One set piece that remained is the marigold carving which hangs over the main entrance courtyard, where Maggie Smith "held court" in the films.

Director John Madden said "the character of that hotel needed to have gone downhill, but nevertheless be aspiring to a former glory, and that’s a fairly good description of the way the place is now. It needed to have a magic about it, some sense of it being a refuge or a place where the seven characters wouldn’t immediately leave and try to seek alternative accommodation. It’s a very cinematic space because it has multiple levels and rooms that defy any kind of modern western concept of what a room would be."

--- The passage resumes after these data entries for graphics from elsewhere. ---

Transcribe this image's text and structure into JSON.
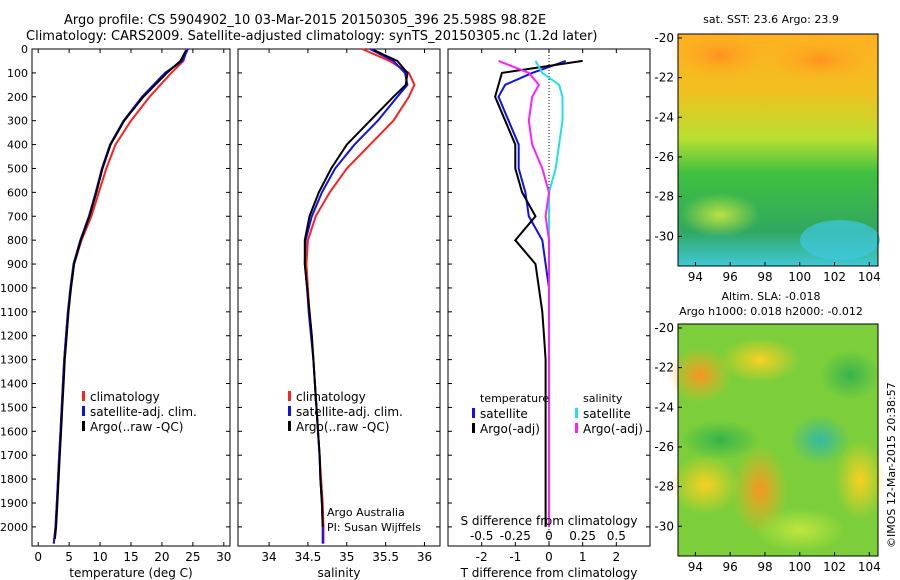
{
  "header": {
    "line1": "Argo profile: CS 5904902_10 03-Mar-2015 20150305_396 25.598S 98.82E",
    "line2": "Climatology: CARS2009. Satellite-adjusted climatology: synTS_20150305.nc (1.2d later)"
  },
  "credit": "©IMOS 12-Mar-2015 20:38:57",
  "colors": {
    "climatology": "#ff2020",
    "satellite": "#1010ee",
    "argo": "#000000",
    "sat_salinity": "#20e0e8",
    "argo_salinity": "#ff20ff"
  },
  "chart_data": [
    {
      "type": "line",
      "panel": "temperature",
      "xlabel": "temperature (deg C)",
      "ylabel": "",
      "xlim": [
        -1,
        31
      ],
      "ylim": [
        2080,
        0
      ],
      "xticks": [
        0,
        5,
        10,
        15,
        20,
        25,
        30
      ],
      "yticks": [
        0,
        100,
        200,
        300,
        400,
        500,
        600,
        700,
        800,
        900,
        1000,
        1100,
        1200,
        1300,
        1400,
        1500,
        1600,
        1700,
        1800,
        1900,
        2000
      ],
      "legend": [
        "climatology",
        "satellite-adj. clim.",
        "Argo(..raw -QC)"
      ],
      "series": [
        {
          "name": "climatology",
          "color": "#ff2020",
          "x": [
            24.0,
            23.5,
            21.5,
            18.0,
            15.0,
            12.5,
            11.0,
            9.8,
            8.6,
            7.0,
            5.8,
            5.3,
            4.8,
            4.5,
            4.2,
            4.0,
            3.8,
            3.6,
            3.4,
            3.2,
            3.0,
            2.8,
            2.6,
            2.5
          ],
          "y": [
            0,
            50,
            100,
            200,
            300,
            400,
            500,
            600,
            700,
            800,
            900,
            1000,
            1100,
            1200,
            1300,
            1400,
            1500,
            1600,
            1700,
            1800,
            1900,
            2000,
            2050,
            2070
          ]
        },
        {
          "name": "satellite-adj. clim.",
          "color": "#1010ee",
          "x": [
            24.2,
            23.3,
            20.5,
            16.8,
            13.8,
            11.6,
            10.3,
            9.3,
            8.2,
            6.8,
            5.7,
            5.2,
            4.8,
            4.5,
            4.2,
            4.0,
            3.8,
            3.6,
            3.4,
            3.2,
            3.0,
            2.8,
            2.6,
            2.5
          ],
          "y": [
            0,
            50,
            100,
            200,
            300,
            400,
            500,
            600,
            700,
            800,
            900,
            1000,
            1100,
            1200,
            1300,
            1400,
            1500,
            1600,
            1700,
            1800,
            1900,
            2000,
            2050,
            2070
          ]
        },
        {
          "name": "Argo(..raw -QC)",
          "color": "#000000",
          "x": [
            23.9,
            23.0,
            20.8,
            17.0,
            13.9,
            11.7,
            10.4,
            9.4,
            8.3,
            6.9,
            5.8,
            5.3,
            4.9,
            4.6,
            4.3,
            4.1,
            3.9,
            3.7,
            3.5,
            3.3,
            3.1,
            2.9,
            2.7
          ],
          "y": [
            5,
            50,
            100,
            200,
            300,
            400,
            500,
            600,
            700,
            800,
            900,
            1000,
            1100,
            1200,
            1300,
            1400,
            1500,
            1600,
            1700,
            1800,
            1900,
            2000,
            2050
          ]
        }
      ]
    },
    {
      "type": "line",
      "panel": "salinity",
      "xlabel": "salinity",
      "xlim": [
        33.6,
        36.2
      ],
      "ylim": [
        2080,
        0
      ],
      "xticks": [
        34,
        34.5,
        35,
        35.5,
        36
      ],
      "legend": [
        "climatology",
        "satellite-adj. clim.",
        "Argo(..raw -QC)"
      ],
      "annotation": [
        "Argo Australia",
        "PI: Susan Wijffels"
      ],
      "series": [
        {
          "name": "climatology",
          "color": "#ff2020",
          "x": [
            35.2,
            35.55,
            35.8,
            35.87,
            35.8,
            35.6,
            35.3,
            35.0,
            34.78,
            34.6,
            34.5,
            34.48,
            34.5,
            34.52,
            34.55,
            34.57,
            34.59,
            34.61,
            34.63,
            34.65,
            34.67,
            34.69,
            34.7,
            34.7
          ],
          "y": [
            0,
            50,
            100,
            150,
            200,
            300,
            400,
            500,
            600,
            700,
            800,
            900,
            1000,
            1100,
            1200,
            1300,
            1400,
            1500,
            1600,
            1700,
            1800,
            1900,
            2000,
            2070
          ]
        },
        {
          "name": "satellite-adj. clim.",
          "color": "#1010ee",
          "x": [
            35.3,
            35.6,
            35.75,
            35.78,
            35.65,
            35.4,
            35.1,
            34.85,
            34.68,
            34.55,
            34.47,
            34.46,
            34.49,
            34.51,
            34.54,
            34.57,
            34.59,
            34.61,
            34.63,
            34.65,
            34.66,
            34.68,
            34.69,
            34.69
          ],
          "y": [
            0,
            50,
            100,
            150,
            200,
            300,
            400,
            500,
            600,
            700,
            800,
            900,
            1000,
            1100,
            1200,
            1300,
            1400,
            1500,
            1600,
            1700,
            1800,
            1900,
            2000,
            2070
          ]
        },
        {
          "name": "Argo(..raw -QC)",
          "color": "#000000",
          "x": [
            35.35,
            35.65,
            35.78,
            35.76,
            35.6,
            35.3,
            35.0,
            34.8,
            34.64,
            34.52,
            34.46,
            34.46,
            34.49,
            34.52,
            34.55,
            34.57,
            34.59,
            34.61,
            34.63,
            34.65,
            34.66,
            34.68,
            34.69
          ],
          "y": [
            5,
            50,
            100,
            150,
            200,
            300,
            400,
            500,
            600,
            700,
            800,
            900,
            1000,
            1100,
            1200,
            1300,
            1400,
            1500,
            1600,
            1700,
            1800,
            1900,
            2000
          ]
        }
      ]
    },
    {
      "type": "line",
      "panel": "difference",
      "xlabel": "T difference from climatology",
      "secondary_xlabel": "S difference from climatology",
      "xlim": [
        -3,
        3
      ],
      "ylim": [
        2080,
        0
      ],
      "xticks": [
        -2,
        -1,
        0,
        1,
        2
      ],
      "top_ticks": [
        "-0.5",
        "-0.25",
        "0",
        "0.25",
        "0.5"
      ],
      "top_tick_positions_T": [
        -2,
        -1,
        0,
        1,
        2
      ],
      "legend_headers": [
        "temperature",
        "salinity"
      ],
      "legend": [
        "satellite",
        "Argo(-adj)",
        "satellite",
        "Argo(-adj)"
      ],
      "series": [
        {
          "name": "satellite",
          "group": "temperature",
          "color": "#1010ee",
          "x": [
            0.5,
            -0.5,
            -1.3,
            -1.5,
            -1.2,
            -0.9,
            -0.9,
            -0.7,
            -0.6,
            -0.2,
            -0.1,
            0,
            0,
            0,
            0,
            0,
            0,
            0,
            0,
            0,
            0,
            0
          ],
          "y": [
            50,
            100,
            150,
            200,
            300,
            400,
            500,
            600,
            700,
            800,
            900,
            1000,
            1100,
            1200,
            1300,
            1400,
            1500,
            1600,
            1700,
            1800,
            1900,
            2000
          ]
        },
        {
          "name": "Argo(-adj)",
          "group": "temperature",
          "color": "#000000",
          "x": [
            1.0,
            -1.4,
            -1.5,
            -1.6,
            -1.3,
            -1.0,
            -1.0,
            -0.8,
            -0.4,
            -1.0,
            -0.4,
            -0.3,
            -0.2,
            -0.15,
            -0.1,
            -0.1,
            -0.1,
            -0.1,
            -0.1,
            -0.1,
            -0.1,
            -0.1
          ],
          "y": [
            50,
            100,
            150,
            200,
            300,
            400,
            500,
            600,
            700,
            800,
            900,
            1000,
            1100,
            1200,
            1300,
            1400,
            1500,
            1600,
            1700,
            1800,
            1900,
            2000
          ]
        },
        {
          "name": "satellite",
          "group": "salinity",
          "color": "#20e0e8",
          "x": [
            -0.4,
            -0.2,
            0.3,
            0.4,
            0.4,
            0.3,
            0.2,
            0.0,
            0.0,
            0.0,
            0.0,
            0.0,
            0.0,
            0.0,
            0.0,
            0.0,
            0.0,
            0.0,
            0.0,
            0.0,
            0.0,
            0.0
          ],
          "y": [
            50,
            100,
            150,
            200,
            300,
            400,
            500,
            600,
            700,
            800,
            900,
            1000,
            1100,
            1200,
            1300,
            1400,
            1500,
            1600,
            1700,
            1800,
            1900,
            2000
          ]
        },
        {
          "name": "Argo(-adj)",
          "group": "salinity",
          "color": "#ff20ff",
          "x": [
            -1.5,
            -0.6,
            -0.3,
            -0.5,
            -0.6,
            -0.5,
            -0.2,
            0.0,
            -0.1,
            0.0,
            0.0,
            0.0,
            0.0,
            0.0,
            0.0,
            0.0,
            0.0,
            0.0,
            0.0,
            0.0,
            0.0,
            0.0
          ],
          "y": [
            50,
            100,
            150,
            200,
            300,
            400,
            500,
            600,
            700,
            800,
            900,
            1000,
            1100,
            1200,
            1300,
            1400,
            1500,
            1600,
            1700,
            1800,
            1900,
            2000
          ]
        }
      ]
    },
    {
      "type": "heatmap",
      "panel": "sst_map",
      "title": "sat. SST: 23.6 Argo: 23.9",
      "xticks": [
        94,
        96,
        98,
        100,
        102,
        104
      ],
      "yticks": [
        -20,
        -22,
        -24,
        -26,
        -28,
        -30
      ],
      "xlim": [
        93,
        104.5
      ],
      "ylim": [
        -31.5,
        -19.8
      ]
    },
    {
      "type": "heatmap",
      "panel": "sla_map",
      "title_lines": [
        "Altim. SLA: -0.018",
        "Argo h1000: 0.018 h2000: -0.012"
      ],
      "xticks": [
        94,
        96,
        98,
        100,
        102,
        104
      ],
      "yticks": [
        -20,
        -22,
        -24,
        -26,
        -28,
        -30
      ],
      "xlim": [
        93,
        104.5
      ],
      "ylim": [
        -31.5,
        -19.8
      ]
    }
  ]
}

Claire MacDonald, writing for The Australian in 2016, conjectured that the hotel's staff, Mohan, who had worked there seventeen years and wore stylish clothing gifted by the production company's wardrobe department, might have been an inspiration for "Sonny's" character.

==Reviews==
Deborah Moggach, author of The Best Exotic Marigold Hotel said, "If you want a wonderfully atmospheric, slightly dusty, idiosyncratic, blissfully romantic hideaway, then the Ravla Khempur is the place for you". By 2015, the hotel had favorable reviews on TripAdvisor, and was featured in the Taj Lake Palace package tour, "Best Exotic Marigold Hotel tour". The Times Matt Hampton said of his tour of India, "But it might just be a stay at the Ravla Khempur hotel that steals your heart....the charming guesthouse offers Indian hospitality in a truly atmospheric setting."